Suggestion is made by way of argument that if plaintiff in the cause before respondents could recover the installments falling due from the date of denial of all liability to the time of filing suit, then why should not all the installments be recoverable in the same suit? The answer is that relator, by denying all liability, did not deprive itself of the terms of the contract to pay the installments monthly, but only deprived itself of the right to invoke the six months’ waiting period. The contract of insurance involved in the cause before respondents was entire, but performance on the part of relator was several (6 Ruling Case Law, section 389, page 1033), and such was the situation in the Leon case. In Wahl v. Cunningham, supra, performance was entire and Wahl recovered in one suit judgment for his entire damages. [Wahl v. Cunningham, 332 Mo. 21, 56 S. W. (2d) 1052.]
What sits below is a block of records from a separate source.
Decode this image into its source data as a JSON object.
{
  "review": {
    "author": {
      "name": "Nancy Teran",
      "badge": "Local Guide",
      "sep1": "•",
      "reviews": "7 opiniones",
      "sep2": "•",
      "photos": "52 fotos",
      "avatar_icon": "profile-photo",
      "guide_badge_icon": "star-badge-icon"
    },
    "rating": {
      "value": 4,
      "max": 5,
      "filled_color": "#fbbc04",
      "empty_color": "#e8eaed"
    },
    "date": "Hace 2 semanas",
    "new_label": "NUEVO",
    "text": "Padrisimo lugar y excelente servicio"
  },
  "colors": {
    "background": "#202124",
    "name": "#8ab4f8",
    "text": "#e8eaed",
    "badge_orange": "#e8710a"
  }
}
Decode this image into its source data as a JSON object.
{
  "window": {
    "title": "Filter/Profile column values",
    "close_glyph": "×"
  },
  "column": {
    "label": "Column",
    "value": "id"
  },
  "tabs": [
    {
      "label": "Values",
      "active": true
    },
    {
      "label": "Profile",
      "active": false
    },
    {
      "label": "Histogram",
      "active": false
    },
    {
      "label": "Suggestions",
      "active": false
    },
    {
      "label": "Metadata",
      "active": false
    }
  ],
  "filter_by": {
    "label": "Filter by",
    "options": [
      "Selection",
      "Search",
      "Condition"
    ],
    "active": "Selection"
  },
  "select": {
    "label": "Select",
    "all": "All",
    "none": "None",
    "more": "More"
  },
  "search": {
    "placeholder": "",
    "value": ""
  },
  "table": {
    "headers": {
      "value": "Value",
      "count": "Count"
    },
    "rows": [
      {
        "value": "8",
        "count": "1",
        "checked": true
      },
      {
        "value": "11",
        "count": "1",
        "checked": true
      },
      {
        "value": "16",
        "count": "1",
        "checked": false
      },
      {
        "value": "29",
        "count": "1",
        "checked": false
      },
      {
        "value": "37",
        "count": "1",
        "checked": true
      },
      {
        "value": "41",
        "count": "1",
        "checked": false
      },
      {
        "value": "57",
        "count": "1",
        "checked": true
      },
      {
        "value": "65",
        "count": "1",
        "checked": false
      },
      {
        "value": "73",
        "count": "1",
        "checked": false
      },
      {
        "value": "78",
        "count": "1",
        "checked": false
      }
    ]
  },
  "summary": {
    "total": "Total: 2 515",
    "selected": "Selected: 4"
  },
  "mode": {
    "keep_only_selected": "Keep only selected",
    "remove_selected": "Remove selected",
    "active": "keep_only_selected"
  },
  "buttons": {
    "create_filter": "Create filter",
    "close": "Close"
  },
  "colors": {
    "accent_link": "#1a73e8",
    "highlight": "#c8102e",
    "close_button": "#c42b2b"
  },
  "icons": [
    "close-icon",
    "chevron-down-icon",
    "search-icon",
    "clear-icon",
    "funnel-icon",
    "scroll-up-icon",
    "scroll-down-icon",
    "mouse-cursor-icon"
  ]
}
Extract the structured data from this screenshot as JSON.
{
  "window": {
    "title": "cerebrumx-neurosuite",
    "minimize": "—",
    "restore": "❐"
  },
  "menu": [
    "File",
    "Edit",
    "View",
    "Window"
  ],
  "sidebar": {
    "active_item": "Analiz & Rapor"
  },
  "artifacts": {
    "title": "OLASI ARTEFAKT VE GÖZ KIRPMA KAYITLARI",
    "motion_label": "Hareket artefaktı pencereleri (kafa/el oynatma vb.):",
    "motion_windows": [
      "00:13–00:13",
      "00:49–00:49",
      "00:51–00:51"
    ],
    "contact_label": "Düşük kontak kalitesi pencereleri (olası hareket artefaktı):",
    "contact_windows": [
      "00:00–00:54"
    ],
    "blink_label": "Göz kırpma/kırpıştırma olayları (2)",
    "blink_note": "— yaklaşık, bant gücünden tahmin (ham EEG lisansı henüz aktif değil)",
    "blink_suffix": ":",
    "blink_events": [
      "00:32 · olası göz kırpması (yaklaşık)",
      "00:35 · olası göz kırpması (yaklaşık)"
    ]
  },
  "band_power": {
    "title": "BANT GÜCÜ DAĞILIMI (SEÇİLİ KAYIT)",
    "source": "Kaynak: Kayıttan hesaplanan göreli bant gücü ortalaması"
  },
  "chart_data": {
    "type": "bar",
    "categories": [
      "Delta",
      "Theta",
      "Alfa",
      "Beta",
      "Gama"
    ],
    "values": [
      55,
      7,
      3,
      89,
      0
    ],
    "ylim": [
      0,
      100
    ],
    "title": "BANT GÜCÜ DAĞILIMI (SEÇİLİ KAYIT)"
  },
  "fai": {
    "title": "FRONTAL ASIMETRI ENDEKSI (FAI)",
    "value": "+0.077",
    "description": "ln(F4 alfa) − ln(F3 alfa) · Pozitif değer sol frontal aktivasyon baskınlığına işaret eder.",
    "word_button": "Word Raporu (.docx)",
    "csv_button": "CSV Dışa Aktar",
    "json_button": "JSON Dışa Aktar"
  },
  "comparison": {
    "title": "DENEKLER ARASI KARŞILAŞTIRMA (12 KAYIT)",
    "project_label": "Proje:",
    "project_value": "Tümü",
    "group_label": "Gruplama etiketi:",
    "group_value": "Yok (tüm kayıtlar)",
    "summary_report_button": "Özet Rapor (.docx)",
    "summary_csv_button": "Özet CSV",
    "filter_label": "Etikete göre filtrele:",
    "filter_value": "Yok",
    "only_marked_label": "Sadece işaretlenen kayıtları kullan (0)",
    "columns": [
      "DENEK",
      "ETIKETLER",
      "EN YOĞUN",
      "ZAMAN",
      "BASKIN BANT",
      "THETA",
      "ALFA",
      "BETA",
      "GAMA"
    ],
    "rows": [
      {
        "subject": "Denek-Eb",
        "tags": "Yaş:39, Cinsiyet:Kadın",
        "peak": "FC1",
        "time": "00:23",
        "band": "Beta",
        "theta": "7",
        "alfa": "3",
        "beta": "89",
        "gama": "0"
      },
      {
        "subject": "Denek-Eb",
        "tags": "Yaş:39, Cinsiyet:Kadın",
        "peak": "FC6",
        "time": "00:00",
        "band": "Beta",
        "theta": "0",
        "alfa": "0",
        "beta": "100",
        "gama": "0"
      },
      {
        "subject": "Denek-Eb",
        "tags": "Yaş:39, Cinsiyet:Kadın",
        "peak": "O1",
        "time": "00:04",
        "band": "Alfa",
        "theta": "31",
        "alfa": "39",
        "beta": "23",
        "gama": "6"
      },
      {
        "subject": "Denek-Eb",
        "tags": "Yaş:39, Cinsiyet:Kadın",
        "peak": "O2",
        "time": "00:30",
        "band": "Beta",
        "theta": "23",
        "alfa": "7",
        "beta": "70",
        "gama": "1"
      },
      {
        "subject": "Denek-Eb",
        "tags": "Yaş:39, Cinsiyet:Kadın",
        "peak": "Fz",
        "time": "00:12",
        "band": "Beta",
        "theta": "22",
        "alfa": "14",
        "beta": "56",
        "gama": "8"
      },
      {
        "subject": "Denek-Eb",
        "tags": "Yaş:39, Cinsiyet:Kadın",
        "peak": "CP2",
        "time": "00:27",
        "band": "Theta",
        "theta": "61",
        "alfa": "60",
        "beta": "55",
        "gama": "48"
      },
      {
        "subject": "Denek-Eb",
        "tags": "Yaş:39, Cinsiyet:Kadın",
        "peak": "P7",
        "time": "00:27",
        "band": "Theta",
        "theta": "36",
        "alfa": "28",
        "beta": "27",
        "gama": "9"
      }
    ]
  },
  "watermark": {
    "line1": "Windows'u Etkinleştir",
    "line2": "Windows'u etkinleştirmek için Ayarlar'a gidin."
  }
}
A good deal is said in the books about anticipatory breach (13 C. J., secs. 725, 726, pp. 651, 653; Corpus Juris Anno. (Contracts) 1936 to sections 725 and 726; 6 R. C. L., sec. 384 et seq., pp. 1023 et seq.; 3 Williston, Restatement of the Law of Contracts; Roehm v. Horst, supra; and New York Life Ins. Co. v. Viglas, 297 U. S. 672, 56 Sup. Ct. 615, and numerous others), but we are dealing here with a question of conflict, and these authorities would be pertinent only were we ruling the questions ruled by respondents.
It is our conclusion that the writ improvidently issued and should be quashed. It is so ordered. Ferguson and Hyde, CC., concur.
PER CURIAM:—The foregoing opinion by BRADLEY, C., is adopted as the opinion of the court. All the judges concur.